Nitric oxide from brain microvascular endothelial cells may initiate the compensatory response to mild hypoxia of astrocytes in a hypoxia-inducible factor-1α dependent manner.


PMID 27904676

Abstract

The physiological level of nitric oxide (NO) released by brain microvascular endothelial cells (BMECs) at normoxia can block the degradation of hypoxia-inducible factor-1α (HIF-1α) in astrocytes and initiate the compensatory response to hypoxia. However, it is unclear whether this occurs at mild hypoxia.
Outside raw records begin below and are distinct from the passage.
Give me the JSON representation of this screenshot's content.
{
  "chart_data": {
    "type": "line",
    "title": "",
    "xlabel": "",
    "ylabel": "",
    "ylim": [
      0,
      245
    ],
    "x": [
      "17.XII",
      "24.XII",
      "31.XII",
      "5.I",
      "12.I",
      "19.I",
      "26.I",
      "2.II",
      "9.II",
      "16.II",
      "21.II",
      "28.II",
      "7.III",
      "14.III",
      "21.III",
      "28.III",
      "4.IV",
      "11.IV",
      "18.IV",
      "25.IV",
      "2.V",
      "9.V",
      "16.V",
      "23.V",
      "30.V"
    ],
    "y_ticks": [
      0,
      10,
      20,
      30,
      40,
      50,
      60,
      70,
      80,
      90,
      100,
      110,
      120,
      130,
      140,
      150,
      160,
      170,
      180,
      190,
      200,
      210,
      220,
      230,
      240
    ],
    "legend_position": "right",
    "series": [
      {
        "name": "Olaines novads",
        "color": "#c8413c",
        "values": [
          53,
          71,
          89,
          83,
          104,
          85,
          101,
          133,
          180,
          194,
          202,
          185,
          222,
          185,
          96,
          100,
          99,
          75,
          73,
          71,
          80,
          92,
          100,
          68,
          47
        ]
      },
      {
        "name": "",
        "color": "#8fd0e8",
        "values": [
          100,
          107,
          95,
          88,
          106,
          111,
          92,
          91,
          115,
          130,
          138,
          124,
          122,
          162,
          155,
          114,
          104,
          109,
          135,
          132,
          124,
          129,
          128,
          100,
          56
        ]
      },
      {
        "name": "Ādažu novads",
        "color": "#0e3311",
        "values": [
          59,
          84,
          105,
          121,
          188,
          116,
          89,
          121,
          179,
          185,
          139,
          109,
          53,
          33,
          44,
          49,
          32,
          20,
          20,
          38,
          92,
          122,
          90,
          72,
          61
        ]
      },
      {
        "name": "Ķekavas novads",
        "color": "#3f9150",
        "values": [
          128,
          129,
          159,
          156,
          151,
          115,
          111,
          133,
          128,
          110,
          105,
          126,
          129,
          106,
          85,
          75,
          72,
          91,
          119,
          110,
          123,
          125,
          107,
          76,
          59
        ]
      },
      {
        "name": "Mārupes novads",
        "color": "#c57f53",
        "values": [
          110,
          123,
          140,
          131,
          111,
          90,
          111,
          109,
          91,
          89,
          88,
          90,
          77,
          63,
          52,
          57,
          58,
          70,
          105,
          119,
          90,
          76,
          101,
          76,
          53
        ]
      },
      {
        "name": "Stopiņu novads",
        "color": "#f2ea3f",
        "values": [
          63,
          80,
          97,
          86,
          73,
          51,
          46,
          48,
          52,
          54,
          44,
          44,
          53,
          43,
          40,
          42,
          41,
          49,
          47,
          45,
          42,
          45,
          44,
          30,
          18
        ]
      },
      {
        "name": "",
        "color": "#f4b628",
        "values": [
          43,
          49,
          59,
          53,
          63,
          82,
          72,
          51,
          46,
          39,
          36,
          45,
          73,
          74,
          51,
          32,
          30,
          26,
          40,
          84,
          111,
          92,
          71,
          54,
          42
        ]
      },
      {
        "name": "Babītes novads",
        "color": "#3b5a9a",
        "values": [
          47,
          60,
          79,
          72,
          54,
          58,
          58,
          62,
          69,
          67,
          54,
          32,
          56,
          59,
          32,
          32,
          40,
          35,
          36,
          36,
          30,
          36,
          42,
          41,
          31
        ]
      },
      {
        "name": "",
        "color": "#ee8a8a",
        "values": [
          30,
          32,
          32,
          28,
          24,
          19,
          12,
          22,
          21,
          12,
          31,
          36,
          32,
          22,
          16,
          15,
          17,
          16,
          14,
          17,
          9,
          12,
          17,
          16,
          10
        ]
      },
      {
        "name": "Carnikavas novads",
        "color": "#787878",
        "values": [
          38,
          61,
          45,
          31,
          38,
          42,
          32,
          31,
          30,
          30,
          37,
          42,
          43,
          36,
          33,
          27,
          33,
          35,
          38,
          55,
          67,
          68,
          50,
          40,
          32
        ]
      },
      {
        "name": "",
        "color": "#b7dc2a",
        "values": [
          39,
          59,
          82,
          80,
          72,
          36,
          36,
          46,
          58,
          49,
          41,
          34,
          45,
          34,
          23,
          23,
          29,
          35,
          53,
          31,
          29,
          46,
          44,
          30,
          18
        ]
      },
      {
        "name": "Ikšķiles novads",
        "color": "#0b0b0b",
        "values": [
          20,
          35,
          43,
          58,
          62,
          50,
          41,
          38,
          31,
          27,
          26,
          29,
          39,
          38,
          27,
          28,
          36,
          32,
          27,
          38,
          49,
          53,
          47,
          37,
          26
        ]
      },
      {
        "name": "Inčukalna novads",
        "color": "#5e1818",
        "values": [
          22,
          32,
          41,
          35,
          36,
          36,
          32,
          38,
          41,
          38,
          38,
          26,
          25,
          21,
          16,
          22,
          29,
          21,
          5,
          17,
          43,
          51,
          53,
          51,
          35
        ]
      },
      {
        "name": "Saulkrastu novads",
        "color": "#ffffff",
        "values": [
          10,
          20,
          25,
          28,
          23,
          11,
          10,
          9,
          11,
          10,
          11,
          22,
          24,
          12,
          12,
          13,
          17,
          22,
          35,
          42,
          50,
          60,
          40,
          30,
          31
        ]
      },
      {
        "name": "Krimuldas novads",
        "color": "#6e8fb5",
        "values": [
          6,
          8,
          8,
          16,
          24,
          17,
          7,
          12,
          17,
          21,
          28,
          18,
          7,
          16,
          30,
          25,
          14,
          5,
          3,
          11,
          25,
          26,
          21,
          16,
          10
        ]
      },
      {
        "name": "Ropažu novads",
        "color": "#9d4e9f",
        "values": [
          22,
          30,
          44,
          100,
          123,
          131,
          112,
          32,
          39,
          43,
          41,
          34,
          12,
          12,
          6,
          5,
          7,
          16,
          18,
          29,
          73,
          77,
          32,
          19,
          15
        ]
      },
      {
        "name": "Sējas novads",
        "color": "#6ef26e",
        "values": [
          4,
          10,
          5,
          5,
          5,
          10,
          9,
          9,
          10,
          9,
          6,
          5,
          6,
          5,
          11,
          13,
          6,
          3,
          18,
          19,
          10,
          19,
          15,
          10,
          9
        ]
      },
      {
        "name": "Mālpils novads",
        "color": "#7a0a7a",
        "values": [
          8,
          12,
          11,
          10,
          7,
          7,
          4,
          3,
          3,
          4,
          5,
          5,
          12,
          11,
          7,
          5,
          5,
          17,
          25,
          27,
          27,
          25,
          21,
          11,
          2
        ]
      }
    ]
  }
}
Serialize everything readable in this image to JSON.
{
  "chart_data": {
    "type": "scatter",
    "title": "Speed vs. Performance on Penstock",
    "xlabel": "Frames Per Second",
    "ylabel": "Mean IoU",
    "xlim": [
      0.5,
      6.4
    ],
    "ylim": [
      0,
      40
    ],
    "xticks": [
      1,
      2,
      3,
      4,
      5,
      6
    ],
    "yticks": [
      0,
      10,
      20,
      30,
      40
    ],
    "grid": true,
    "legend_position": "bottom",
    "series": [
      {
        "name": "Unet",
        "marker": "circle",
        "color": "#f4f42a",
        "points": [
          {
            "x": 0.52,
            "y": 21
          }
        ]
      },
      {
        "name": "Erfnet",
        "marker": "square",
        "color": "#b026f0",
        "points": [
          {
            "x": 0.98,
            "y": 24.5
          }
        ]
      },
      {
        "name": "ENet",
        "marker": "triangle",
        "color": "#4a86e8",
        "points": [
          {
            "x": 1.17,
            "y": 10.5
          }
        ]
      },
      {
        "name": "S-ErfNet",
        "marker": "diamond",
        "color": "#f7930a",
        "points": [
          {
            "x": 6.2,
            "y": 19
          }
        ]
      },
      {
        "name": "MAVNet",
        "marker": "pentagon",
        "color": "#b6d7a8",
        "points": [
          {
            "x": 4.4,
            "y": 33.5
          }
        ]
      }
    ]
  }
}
This study was to investigate the expression of HIF-1α, VEGF and LDHA and the lactic acid production in astrocytes with or without co-culture with BMECs after mild hypoxia exposure. During mild hypoxia (5% O2), exogenous NO blocked the degradation of HIF-1α in astrocytes but up-regulated the transcription of VEGF and LDHA, accompanied by elevated expression of VEGF protein and increased production of lactic acid. This was further confirmed by silencing of HIF-1α expression in astrocytes. In astrocytes co-cultured with primary rat BMEC under mild hypoxia, NO was released by the BMECs and prevented the degradation of HIF-1α in astrocytes, leading to the up-regulated mRNA expression of VEGF and LDHA, elevated VEGF protein expression and increased production of lactic acid. In BMECs, NO was derived from intracellular eNOS. Based on these findings, we hypothesize that, under mild hypoxia, even though astrocytes do not respond to hypoxia, NO produced by BMECs may transmit a hypoxia signal to astrocytes, triggering their adaptive response via HIF-1α.